Flagellant

A confraternity of penitents in Italy mortifying the flesh with disciplines in a seven-hour procession; capirote are worn by penitents so that attention is not drawn towards themselves, but to God, as they repent.

Flagellants are practitioners of a form of mortification of the flesh by whipping their skin with various instruments of penance.[1] Many Christian confraternities of penitents have flagellants, who beat themselves, both in the privacy of their dwellings and in public processions, to repent of sins and share in the Passion of Jesus.[1]

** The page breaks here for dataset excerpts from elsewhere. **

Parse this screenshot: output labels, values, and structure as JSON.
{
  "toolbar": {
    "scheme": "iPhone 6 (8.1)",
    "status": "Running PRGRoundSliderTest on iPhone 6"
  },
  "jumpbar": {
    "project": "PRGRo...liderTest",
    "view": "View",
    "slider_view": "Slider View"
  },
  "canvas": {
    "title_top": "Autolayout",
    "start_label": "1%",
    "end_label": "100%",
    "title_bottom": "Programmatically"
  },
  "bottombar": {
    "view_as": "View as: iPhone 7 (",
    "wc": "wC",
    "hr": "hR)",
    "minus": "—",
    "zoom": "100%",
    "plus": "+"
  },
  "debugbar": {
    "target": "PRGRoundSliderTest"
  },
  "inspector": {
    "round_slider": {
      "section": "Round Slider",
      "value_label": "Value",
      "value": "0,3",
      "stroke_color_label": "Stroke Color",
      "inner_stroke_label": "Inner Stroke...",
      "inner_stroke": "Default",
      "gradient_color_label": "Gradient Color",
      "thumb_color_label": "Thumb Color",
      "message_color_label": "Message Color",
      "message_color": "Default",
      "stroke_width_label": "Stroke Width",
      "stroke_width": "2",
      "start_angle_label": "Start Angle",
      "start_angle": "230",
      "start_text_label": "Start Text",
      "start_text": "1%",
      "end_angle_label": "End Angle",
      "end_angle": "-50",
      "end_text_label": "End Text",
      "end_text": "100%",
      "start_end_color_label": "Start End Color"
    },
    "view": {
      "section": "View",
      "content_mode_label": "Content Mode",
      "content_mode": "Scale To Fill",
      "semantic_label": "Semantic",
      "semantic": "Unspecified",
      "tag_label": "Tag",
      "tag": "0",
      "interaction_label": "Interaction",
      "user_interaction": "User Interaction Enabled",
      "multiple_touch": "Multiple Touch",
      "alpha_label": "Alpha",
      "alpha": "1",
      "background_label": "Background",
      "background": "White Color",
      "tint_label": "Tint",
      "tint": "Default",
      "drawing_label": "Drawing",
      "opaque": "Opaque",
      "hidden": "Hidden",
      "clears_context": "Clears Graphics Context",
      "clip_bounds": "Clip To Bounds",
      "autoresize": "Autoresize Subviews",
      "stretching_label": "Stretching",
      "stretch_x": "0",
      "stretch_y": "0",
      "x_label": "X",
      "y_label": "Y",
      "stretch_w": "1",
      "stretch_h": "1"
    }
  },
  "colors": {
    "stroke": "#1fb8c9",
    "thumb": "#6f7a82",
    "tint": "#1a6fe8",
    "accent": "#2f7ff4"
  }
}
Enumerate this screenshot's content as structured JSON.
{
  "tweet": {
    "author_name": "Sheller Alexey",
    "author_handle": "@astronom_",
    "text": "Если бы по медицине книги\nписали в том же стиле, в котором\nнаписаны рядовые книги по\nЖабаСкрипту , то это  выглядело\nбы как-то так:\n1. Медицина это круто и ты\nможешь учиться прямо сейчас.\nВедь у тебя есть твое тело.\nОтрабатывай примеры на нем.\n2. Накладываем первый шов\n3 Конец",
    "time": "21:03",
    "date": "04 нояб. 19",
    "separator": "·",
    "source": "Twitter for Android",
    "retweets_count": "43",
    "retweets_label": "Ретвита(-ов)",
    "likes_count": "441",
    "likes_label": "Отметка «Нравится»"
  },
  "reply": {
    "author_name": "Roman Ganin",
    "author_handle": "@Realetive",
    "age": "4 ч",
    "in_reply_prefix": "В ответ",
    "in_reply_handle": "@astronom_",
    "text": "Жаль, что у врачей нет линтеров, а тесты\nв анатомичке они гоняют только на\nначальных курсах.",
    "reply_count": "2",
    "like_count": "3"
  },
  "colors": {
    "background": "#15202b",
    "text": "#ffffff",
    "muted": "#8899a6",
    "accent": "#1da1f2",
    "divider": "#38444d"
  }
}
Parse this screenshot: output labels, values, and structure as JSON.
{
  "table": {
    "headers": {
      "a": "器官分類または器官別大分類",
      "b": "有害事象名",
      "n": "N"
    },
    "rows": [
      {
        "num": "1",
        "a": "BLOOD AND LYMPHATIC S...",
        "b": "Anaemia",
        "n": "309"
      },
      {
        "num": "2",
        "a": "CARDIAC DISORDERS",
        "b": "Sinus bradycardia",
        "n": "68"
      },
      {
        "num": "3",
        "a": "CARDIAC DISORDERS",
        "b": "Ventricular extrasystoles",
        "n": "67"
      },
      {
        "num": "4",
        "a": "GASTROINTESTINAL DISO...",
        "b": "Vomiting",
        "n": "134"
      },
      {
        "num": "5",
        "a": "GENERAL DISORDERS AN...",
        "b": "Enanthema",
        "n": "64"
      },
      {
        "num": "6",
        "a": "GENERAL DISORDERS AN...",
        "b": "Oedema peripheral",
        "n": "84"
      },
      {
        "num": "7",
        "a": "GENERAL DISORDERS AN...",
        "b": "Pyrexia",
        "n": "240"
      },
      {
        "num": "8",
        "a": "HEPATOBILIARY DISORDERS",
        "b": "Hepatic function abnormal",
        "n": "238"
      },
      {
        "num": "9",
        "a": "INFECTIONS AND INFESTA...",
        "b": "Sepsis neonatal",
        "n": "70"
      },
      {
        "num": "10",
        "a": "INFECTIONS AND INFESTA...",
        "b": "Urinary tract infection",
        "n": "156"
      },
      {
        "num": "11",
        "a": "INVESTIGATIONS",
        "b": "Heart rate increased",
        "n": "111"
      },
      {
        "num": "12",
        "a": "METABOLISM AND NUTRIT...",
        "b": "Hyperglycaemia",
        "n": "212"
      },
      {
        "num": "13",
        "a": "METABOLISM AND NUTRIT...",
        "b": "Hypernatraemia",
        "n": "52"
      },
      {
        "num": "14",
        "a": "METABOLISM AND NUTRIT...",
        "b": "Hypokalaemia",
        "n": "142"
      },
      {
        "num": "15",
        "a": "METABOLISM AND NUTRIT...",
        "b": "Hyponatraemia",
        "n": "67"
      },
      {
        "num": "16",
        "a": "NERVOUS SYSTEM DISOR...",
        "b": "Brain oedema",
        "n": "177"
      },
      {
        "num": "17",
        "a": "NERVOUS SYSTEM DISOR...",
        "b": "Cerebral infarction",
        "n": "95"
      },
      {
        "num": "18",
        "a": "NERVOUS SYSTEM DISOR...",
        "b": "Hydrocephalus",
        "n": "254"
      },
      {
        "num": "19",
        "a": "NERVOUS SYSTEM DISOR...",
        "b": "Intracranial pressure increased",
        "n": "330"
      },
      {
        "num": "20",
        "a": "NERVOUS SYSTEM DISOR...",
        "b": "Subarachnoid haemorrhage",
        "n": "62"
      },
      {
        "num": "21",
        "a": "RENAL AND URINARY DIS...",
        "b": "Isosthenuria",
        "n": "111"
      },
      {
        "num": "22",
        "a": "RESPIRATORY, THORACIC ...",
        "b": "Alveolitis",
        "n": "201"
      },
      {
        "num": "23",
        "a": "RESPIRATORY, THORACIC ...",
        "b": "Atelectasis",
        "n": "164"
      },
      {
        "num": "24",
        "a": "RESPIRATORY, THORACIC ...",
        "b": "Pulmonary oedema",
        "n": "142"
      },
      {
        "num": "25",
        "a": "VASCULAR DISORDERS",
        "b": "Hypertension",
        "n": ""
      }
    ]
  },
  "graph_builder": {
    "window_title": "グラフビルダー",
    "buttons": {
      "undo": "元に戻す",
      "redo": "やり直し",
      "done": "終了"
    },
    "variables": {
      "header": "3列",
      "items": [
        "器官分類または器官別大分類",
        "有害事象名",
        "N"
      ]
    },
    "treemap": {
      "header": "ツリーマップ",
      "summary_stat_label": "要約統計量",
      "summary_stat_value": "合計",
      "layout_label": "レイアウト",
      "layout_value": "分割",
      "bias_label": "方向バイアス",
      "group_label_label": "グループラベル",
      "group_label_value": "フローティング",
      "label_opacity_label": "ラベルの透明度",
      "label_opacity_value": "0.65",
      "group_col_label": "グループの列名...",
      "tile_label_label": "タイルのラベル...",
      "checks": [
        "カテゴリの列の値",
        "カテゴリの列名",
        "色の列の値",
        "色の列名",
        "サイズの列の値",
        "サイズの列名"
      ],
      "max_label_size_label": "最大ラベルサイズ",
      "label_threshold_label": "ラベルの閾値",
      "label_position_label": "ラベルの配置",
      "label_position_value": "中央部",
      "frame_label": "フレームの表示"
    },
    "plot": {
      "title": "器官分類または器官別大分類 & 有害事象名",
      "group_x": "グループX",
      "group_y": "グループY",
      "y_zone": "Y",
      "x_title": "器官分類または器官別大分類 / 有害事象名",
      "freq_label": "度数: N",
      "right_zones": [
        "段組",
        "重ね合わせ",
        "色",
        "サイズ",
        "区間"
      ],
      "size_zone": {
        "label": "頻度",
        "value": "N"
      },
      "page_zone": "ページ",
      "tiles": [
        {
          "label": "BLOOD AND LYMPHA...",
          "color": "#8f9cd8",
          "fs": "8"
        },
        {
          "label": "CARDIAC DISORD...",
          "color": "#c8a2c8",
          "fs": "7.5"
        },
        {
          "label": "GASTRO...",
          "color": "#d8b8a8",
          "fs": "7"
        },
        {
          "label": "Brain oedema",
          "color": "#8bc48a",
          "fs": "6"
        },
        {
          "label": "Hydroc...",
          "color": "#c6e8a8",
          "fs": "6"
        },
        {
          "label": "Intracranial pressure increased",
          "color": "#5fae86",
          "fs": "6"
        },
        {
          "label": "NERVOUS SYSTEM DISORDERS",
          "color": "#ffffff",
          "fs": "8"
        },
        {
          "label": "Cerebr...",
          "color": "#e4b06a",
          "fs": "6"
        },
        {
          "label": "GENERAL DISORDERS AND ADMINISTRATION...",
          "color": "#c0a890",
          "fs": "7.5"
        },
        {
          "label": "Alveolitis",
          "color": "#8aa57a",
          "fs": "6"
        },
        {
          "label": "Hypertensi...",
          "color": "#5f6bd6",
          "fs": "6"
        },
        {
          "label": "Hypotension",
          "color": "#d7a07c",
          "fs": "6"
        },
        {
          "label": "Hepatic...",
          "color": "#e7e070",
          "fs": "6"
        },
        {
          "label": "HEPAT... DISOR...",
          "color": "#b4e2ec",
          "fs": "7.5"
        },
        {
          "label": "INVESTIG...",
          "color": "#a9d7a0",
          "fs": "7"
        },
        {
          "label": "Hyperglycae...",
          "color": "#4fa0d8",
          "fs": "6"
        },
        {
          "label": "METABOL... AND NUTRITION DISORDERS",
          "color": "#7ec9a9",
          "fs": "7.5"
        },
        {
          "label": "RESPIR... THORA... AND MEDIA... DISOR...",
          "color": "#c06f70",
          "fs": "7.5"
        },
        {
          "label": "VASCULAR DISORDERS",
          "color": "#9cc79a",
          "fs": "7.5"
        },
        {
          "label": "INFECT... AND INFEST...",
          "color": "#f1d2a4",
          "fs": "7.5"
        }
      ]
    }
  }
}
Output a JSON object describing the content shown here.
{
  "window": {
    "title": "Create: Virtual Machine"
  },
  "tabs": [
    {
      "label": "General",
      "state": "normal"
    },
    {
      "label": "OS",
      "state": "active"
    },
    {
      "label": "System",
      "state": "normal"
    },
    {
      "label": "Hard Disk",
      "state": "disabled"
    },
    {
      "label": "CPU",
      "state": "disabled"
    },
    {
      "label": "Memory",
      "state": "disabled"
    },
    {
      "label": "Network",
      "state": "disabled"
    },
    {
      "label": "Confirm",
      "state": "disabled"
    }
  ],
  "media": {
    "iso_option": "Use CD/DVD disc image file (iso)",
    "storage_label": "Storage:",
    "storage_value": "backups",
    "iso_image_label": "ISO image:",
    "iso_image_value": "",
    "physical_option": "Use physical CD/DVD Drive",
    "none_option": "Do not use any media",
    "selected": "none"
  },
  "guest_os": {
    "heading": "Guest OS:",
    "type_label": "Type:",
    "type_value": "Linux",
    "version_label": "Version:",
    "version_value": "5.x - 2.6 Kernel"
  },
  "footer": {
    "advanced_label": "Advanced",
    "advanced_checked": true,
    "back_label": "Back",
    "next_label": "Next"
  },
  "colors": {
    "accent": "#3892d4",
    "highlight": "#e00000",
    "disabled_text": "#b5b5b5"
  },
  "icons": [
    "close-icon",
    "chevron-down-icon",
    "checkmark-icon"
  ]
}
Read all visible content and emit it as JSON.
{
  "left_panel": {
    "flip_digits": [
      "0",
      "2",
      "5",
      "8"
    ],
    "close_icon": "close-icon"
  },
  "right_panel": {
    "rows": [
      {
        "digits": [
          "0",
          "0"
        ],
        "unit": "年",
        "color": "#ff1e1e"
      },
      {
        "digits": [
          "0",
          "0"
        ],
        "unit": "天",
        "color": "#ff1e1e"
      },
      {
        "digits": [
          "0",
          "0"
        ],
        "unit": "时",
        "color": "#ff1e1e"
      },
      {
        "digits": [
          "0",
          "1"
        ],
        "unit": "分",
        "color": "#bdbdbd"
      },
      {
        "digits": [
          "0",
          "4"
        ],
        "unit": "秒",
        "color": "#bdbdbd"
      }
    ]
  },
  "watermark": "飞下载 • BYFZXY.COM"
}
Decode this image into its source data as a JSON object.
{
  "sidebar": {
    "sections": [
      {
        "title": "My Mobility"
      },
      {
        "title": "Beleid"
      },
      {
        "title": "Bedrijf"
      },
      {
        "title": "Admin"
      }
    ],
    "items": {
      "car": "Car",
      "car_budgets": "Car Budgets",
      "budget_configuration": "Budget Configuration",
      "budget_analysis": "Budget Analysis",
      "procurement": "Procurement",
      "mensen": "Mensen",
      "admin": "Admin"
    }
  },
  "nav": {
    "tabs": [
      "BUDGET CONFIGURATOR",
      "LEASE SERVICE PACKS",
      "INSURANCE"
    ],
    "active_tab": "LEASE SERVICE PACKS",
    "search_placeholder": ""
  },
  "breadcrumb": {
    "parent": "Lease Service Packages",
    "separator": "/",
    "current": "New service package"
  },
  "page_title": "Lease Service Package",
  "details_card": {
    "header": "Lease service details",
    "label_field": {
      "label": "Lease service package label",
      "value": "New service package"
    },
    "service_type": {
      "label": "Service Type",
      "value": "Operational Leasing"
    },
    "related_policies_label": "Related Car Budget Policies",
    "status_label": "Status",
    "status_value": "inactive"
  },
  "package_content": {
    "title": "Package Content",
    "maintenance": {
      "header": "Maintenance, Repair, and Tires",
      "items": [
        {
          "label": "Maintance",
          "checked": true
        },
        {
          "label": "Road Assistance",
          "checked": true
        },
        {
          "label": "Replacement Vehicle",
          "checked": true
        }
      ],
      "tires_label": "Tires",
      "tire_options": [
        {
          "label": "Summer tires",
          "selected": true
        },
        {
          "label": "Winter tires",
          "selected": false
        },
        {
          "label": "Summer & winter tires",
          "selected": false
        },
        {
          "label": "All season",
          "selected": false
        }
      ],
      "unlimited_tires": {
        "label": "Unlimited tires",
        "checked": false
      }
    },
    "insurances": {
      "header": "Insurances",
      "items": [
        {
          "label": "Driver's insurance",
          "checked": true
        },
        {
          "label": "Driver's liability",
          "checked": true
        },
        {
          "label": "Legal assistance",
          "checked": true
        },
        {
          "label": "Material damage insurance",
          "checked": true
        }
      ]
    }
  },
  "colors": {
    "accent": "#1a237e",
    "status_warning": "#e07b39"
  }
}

In the 14th century, a movement within Western Christianity known as Flagellantism became popular and adherents "began beating their flesh in a public penitential ritual in response to war, famine, plague and fear engendered by millenarianism."[1] Though this movement withered away, the practices of public repentance and promoting peace were adopted by the flagellants in Christian, especially Roman Catholic, confraternities of penitents that exist to the present-day.[1]

  1. ^ a b c d Nethersole, Scott (2018). Art and Violence in Early Renaissance Florence. Yale University . p. 107. ISBN 978-0-300-23351-3. As Fra Antonio emphasised, the confratelli sought through self-inflicted pain to gain remission for their sins, by sharing in Christ's suffering, in imitatione Christi.